5) Employee experience vs business value: the tension AI exposes

A vibrant part of the conversation focused on the trade‑off between employee experience and business need/value. In some organisations, multiple systems exist specifically to meet employee experience needs, sometimes at the detriment of business objectives. But that comes at a cost: multiple systems mean a complex integration layer and that’s exactly what AI must navigate to retrieve context and make good decisions.

If experience and value aren’t aligned, AI doesn’t magically reconcile them, it forces leadership teams to confront the trade-offs.

6) Trust, adoption, and “tacit knowledge” are the hard parts

The roundtable returned again and again to human realities:

Tacit knowledge

A crucial question was raised: organisational memory lives in people’s heads. How does tacit knowledge get passed to a machine, and does it need to? If AI makes decisions solely on what it can access, then there’s a risk: it may miss the hidden context that humans rely on every day.

Generational change

There was strong discussion about how generations may experience AI differently, and what happens when people no longer have the option to use “human” channels in parallel with “machine” channels.

Chatbots and trust

Chatbots triggered a deeper point: trust in the answer and trust in whether it works at all. Even if the tech is available, will people use it?

And that links to a simple behavioural truth raised in the room: If users don’t see value, they won’t engage. —They’ll use old channels as long as those channels remain open (unless there’s a deliberate move to “AI first”).

The questions leaders are quietly asking (and should ask out loud)

Some of the most powerful moments of the evening were the questions, not the answers:

  • Will we ever achieve a steady state? Or will we always feel behind the “next best thing”?
  • Are we looking at the problem from the wrong angle, expecting AI to fit into HR, when perhaps humans need to assimilate to AI possibilities?
  • If transactions are removed, what is HR’s value to the business, and what work is left for the workforce?
  • Is the workplace ready for “AI-first,” or is this actually a generation shift requiring the right leaders at the right moment?

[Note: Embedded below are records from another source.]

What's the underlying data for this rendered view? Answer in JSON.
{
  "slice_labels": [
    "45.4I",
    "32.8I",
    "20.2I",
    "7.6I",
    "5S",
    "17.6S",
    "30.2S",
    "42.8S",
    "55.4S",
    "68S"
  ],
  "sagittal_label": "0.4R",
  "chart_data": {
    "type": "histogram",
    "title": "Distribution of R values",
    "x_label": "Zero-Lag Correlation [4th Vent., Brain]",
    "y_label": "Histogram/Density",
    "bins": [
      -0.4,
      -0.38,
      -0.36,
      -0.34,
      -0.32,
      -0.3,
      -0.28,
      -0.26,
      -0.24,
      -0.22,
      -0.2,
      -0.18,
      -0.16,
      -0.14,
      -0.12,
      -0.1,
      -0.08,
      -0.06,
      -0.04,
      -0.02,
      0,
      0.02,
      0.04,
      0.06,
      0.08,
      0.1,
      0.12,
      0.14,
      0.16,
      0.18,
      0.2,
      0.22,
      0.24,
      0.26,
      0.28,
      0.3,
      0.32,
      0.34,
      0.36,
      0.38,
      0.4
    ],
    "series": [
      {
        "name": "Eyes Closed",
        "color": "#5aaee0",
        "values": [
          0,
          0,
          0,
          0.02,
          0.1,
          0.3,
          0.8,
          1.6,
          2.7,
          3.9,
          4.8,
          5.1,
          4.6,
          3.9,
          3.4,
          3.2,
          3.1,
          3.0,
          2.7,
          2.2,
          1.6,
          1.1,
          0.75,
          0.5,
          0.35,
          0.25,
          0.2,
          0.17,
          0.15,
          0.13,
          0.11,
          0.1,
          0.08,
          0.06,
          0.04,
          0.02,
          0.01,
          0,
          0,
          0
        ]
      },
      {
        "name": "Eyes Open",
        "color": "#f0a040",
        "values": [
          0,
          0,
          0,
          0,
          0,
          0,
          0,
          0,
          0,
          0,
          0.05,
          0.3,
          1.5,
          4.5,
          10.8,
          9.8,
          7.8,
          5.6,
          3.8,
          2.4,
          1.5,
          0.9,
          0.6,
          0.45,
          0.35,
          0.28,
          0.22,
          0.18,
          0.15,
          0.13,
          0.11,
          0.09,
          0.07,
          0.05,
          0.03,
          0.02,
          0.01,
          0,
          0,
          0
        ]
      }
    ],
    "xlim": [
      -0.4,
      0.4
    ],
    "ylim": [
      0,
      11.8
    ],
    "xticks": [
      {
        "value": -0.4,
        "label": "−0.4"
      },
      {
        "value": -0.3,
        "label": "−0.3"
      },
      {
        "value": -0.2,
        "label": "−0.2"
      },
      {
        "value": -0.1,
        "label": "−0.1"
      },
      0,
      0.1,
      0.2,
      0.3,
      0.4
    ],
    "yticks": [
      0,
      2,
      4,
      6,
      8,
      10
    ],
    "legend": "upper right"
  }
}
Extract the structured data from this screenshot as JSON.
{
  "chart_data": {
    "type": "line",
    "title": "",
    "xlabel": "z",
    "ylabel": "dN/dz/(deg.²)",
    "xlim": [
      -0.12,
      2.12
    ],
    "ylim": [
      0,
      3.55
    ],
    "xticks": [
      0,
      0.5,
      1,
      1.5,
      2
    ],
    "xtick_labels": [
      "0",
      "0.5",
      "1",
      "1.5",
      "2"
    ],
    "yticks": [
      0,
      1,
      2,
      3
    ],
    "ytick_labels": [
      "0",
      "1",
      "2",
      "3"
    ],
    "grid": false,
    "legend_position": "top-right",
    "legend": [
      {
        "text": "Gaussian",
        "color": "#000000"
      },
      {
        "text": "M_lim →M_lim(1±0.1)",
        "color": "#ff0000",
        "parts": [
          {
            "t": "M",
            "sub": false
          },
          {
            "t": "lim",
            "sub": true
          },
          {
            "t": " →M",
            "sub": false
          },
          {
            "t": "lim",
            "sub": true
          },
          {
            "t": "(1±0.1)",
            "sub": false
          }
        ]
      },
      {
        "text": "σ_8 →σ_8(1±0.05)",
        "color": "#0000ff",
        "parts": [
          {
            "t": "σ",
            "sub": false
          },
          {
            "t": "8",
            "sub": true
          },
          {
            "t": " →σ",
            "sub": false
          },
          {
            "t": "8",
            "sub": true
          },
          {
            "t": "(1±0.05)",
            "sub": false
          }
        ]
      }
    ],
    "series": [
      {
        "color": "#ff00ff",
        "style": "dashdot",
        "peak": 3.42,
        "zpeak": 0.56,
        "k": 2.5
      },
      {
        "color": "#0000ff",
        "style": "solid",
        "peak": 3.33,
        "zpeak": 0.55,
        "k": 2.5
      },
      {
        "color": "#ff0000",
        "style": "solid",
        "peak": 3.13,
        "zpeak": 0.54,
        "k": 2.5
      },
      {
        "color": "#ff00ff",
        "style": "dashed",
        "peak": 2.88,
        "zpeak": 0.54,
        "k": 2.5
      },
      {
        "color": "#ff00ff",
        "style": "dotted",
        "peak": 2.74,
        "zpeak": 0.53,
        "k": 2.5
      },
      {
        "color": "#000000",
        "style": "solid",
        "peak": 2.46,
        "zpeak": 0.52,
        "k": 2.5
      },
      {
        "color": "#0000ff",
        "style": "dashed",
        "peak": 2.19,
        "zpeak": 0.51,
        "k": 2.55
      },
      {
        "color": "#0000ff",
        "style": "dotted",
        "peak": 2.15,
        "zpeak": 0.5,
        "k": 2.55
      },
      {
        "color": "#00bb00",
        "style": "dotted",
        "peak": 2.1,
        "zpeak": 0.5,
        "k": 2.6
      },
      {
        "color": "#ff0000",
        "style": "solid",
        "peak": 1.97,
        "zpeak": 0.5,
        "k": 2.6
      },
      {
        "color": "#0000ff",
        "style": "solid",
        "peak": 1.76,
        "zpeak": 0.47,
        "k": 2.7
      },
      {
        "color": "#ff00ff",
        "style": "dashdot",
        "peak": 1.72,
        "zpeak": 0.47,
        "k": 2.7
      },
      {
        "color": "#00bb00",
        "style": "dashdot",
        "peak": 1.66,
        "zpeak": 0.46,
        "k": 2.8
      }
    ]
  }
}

And perhaps the most provocative phrase of the night which I really cannot take credit for was: “Human is the new luxury.”

Practical takeaways: how to move forward without being overwhelmed

The dinner didn’t end with panic, it ended with pragmatism.

1) Think “marginal gains,” not big-bang

Do we really need to do everything at once? Or is AI deployment a structured activity that builds confidence and acceptance step-by-step?

2) Treat AI as a destination and design the route

AI is here, but it’s also a destination. The key question is: how do we arrive (even if we never fully “arrive”)? Knowing the destination gives direction, even if it shifts.

3) Align employee experience with organisational strategy

If employees happily use AI outside work, why is AI inside work met with greater resistance? The difference is often trust, usefulness, and how change is introduced, not the existence of AI itself.

A simple “AI readiness” checklist for HR leaders

If you’re feeling the pressure, here’s a practical way to frame next steps (based on the themes above):

  1. Single source of truth: do we trust our workforce data end-to-end?
  2. Integration reality: can AI access the right information without navigating an unstable integration maze?
  3. Process gaps: are we trying to automate decisions where the process is still undefined or workaround-driven?
  4. Design governance: did the right people shape the solution early enough to avoid rework?
  5. Trust & adoption: what makes users choose AI, and what legacy channels need redesigning or retiring?

Closing Thought

The strongest message I took away is this:

If HR is fragmented, AI won’t fix it. But clean data and integrated HCM can unlock real-time value and make AI adoption make sense.

If you’re wrestling with AI readiness, you’re not alone, and it isn’t isolated to HR. It’s shared across industries and across functions.

The winners won’t be the organisations that “buy AI first.” They’ll be the ones that build the foundations and deploy AI in a way humans can trust, adopt, and benefit from.